The Winged Victory of Samothrace

One of the most majestic sculptures ever created is the Winged Victory of Samothrace.  This is truly one of my favorite works of art and I was fortunate enough to have recently seen it when I visited the Louvre while in Paris.


Though the figure is missing both its head and arms it has long been considered to be one of the most moving and inspirational works in the world.

Perhaps the fact that the sculpture is missing key pieces only adds to the Romantic nature of the ancient work, giving it more of a sense of mystery.  The motion of both the wings and the dress billowing in the wind give the work an awe-inspiring element.

The Winged Victory of Samothrace, 200-190 BC, marble,  Louvre, Paris

It was discovered in 1863 by French archaeologist, Charles Champoiseau and within 20 years was brought to the Louvre museum in Paris.  It was found on the Greek island of Samothrace, and is thought to have been created around 200-190 BC. The dating is uncertain but the work has many of the characteristics attributed to Hellenism, the period after Alexander the Great ruled. Alexander's military campaign brought Greek influences east and eastern artistic influences to Greece. Some of the hallmarks of the Hellenistic style include art that is dramatic, theatrical and emotional.  Sculptural poses are typically filled with movement, the figures created showed a wide range of real people rather than just focusing on the idealized beauty of the earlier Greek Classical age.

The Winged Victory, or Nike, was created to stand on the prow of a ship, also sculpted in marble.  The Nike is in an off-white parian marble and the ship in a darker gray lartos marble which came from Rhodes.  The Nike herself is just over 8 feet tall and her place on the ship's prow adds to the height of the work.

In Greek and Roman mythology, the Nike was the Goddess of victory, she was shown as being a winged figure who would fly down from Mount Olympus.  While the Winged Victory of Samothrace is the most well-known depiction, as well as being the largest, many smaller scale figurines and statues of Nike were sculpted in the ancient world.  The main characteristics of the goddess were wings and usually a sense of landing or alighting.

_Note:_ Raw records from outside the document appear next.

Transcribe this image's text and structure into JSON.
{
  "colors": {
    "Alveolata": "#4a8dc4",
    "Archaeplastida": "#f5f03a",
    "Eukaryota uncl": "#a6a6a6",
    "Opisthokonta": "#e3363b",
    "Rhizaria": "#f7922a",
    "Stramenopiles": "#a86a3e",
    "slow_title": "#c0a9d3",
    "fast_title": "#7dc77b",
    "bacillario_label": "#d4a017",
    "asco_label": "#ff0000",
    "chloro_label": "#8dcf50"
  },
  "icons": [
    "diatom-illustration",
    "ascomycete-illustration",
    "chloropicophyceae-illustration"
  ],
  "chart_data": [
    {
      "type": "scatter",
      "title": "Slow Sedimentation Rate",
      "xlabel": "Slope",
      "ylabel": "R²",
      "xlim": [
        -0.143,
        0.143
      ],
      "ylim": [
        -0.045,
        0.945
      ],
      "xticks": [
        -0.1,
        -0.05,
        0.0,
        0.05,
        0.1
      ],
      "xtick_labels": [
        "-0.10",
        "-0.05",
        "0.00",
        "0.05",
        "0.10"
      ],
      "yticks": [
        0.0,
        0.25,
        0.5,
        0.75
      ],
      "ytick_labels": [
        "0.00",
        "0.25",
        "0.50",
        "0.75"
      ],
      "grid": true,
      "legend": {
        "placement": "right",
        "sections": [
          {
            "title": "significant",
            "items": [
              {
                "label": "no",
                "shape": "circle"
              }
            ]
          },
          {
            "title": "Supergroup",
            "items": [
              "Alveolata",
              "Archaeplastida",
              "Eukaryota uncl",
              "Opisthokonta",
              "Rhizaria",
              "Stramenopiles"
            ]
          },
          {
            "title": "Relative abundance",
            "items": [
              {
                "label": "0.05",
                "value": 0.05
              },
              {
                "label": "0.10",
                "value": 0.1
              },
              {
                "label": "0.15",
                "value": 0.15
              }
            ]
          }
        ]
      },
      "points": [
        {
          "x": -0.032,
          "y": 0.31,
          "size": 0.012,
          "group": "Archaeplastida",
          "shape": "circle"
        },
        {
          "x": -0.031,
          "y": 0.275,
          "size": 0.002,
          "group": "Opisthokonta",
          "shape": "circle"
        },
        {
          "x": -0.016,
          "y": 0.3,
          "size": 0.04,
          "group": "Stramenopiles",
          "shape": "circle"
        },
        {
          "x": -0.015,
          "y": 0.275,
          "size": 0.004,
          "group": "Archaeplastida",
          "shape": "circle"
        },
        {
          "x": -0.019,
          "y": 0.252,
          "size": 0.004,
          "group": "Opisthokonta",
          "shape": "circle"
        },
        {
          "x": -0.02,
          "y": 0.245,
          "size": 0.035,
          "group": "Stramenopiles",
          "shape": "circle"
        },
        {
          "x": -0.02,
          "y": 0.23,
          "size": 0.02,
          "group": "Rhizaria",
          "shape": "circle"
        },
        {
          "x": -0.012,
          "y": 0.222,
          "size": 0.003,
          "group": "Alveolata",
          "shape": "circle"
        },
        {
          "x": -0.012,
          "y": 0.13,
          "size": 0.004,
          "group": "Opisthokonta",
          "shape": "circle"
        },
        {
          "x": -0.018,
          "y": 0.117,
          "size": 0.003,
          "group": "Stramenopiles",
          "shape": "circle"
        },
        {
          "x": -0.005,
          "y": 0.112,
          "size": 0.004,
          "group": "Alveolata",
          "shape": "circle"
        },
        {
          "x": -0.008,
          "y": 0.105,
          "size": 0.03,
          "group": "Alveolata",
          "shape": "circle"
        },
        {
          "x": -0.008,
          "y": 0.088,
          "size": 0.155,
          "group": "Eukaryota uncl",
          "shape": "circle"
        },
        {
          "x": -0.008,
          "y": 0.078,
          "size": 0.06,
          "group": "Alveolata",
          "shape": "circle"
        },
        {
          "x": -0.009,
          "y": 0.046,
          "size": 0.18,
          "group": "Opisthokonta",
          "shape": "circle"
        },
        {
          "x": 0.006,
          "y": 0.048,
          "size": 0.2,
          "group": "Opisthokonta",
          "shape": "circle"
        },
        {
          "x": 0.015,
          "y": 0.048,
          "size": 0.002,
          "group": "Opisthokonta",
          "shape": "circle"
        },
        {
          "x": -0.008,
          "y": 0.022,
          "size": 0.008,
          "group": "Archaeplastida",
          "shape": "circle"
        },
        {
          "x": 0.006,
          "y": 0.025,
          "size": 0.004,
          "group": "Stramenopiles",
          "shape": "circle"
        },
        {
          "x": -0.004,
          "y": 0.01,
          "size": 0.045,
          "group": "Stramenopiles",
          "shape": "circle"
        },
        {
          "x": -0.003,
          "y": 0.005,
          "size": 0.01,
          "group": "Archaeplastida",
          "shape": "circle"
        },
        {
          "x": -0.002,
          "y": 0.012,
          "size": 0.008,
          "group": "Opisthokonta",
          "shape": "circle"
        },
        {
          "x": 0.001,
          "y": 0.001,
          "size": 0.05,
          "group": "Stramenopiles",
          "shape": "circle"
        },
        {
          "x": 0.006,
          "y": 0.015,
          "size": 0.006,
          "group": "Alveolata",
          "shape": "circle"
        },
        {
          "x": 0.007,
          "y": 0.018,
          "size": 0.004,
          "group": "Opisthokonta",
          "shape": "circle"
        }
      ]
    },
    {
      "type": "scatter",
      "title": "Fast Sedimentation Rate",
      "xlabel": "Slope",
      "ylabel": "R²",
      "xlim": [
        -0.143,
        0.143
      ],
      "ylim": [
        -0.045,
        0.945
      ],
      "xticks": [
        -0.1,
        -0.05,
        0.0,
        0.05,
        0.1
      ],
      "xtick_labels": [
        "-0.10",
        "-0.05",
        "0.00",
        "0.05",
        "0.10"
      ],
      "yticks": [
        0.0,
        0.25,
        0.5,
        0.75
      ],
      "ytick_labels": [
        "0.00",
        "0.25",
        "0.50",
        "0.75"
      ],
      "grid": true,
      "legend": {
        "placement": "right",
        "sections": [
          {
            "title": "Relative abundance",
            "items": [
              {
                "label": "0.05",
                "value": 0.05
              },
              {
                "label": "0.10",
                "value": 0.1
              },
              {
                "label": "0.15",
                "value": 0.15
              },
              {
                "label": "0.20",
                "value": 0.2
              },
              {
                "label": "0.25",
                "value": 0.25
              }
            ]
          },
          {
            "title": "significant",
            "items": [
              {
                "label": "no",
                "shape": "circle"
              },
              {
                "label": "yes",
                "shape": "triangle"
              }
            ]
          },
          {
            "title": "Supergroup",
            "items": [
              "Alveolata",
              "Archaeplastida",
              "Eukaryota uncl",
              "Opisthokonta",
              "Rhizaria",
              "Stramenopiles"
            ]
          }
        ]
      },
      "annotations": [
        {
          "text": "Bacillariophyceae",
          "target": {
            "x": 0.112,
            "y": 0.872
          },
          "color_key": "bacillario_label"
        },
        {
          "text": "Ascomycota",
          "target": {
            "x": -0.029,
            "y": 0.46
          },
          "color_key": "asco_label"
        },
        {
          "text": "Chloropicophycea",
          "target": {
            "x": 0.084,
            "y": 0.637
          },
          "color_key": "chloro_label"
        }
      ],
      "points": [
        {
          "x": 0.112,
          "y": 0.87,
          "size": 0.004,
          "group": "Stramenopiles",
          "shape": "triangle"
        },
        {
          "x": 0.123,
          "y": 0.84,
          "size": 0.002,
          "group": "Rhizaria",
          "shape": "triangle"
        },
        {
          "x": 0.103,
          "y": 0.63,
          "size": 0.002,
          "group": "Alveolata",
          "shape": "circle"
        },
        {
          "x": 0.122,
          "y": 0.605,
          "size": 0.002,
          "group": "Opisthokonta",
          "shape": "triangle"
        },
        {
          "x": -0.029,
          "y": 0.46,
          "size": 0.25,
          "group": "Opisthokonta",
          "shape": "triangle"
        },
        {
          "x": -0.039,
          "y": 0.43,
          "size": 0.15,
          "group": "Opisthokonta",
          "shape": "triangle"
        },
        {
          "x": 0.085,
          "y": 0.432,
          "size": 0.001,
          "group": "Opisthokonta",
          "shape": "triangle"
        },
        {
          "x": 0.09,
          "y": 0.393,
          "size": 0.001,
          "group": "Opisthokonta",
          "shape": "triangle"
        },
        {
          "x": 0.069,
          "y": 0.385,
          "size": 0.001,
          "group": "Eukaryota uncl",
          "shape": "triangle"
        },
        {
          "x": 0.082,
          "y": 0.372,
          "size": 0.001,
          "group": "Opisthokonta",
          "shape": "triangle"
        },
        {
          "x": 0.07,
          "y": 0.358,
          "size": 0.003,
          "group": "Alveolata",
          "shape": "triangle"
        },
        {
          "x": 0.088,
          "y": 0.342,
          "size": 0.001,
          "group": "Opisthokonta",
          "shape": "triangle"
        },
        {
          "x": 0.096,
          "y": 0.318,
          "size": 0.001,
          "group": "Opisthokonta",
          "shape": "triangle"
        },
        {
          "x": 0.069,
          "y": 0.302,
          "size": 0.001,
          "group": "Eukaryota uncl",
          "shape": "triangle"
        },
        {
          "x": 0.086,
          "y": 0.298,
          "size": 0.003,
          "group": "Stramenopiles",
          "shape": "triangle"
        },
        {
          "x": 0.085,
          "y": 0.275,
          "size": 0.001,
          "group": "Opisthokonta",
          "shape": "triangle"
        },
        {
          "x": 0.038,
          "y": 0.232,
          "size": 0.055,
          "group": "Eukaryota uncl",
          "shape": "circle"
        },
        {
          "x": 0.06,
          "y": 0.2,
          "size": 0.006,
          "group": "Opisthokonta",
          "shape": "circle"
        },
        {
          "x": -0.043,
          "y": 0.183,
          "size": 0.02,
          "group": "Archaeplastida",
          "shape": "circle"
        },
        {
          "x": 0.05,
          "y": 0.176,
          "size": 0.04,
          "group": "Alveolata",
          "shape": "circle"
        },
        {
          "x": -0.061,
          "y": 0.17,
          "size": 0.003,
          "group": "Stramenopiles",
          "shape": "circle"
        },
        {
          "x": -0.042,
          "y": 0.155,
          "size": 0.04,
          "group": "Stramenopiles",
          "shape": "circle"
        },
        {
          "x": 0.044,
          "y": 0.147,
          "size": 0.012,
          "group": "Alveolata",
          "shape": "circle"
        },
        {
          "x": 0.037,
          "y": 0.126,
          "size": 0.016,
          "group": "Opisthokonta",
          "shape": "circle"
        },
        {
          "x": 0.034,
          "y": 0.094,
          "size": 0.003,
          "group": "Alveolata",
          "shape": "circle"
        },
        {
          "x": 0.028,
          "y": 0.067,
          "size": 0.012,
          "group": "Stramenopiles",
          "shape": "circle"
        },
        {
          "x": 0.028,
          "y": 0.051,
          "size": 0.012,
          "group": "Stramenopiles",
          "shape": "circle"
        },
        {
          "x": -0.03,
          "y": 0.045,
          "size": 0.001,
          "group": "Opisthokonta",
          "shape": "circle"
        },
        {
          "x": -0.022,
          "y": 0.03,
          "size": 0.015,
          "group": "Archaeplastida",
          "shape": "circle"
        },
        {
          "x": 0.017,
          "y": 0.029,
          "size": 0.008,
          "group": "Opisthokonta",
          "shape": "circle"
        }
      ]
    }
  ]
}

This inspirational work is thought to have commemorated a naval victory, though there are a few theories on which navy and which battle.  One thought was that since the base is from marble found in Rhodes and their army was renowned, it was a Rhodian naval victory. Another theory is that it was related to a Macedonian victory since stylistically it was closer to Macedonian art.


Rather than being in one of the many art galleries in the museum, the Winged Victory sits at the top of a large staircase which provides a perfect vantage point from which to view it.  It is positioned just outside of the Grand Gallery which houses all the Italian Renaissance paintings.  The visitor's view of the work as they climb the staircase only adds to the majestic feeling of the sculpture.

While it is now possible to walk around the sculpture and see it from all sides, it was meant to sit in a niche carved into a hillside which overlooked a temple complex known as the Sanctuary for the Great Gods, and was possibly meant to be seen from one side since the left side is more polished than the right.  Emory University  has done extensive research and excavations of the site at Samothrace including recreating what the Sanctuary would have looked like and how the Winged Victory would have originally been seen. 

During my visit I took several photos to post on my blog, but it is hard to capture the true beauty and monumentality of this work in a photograph. 

The statue has recently been unveiled after a year long conservation process by the museum.

The Winged Victory of Samothrace has inspired countless artists and visitors to the Louvre, much as it must have inspired those who saw it when it was first created in the 2nd century AD.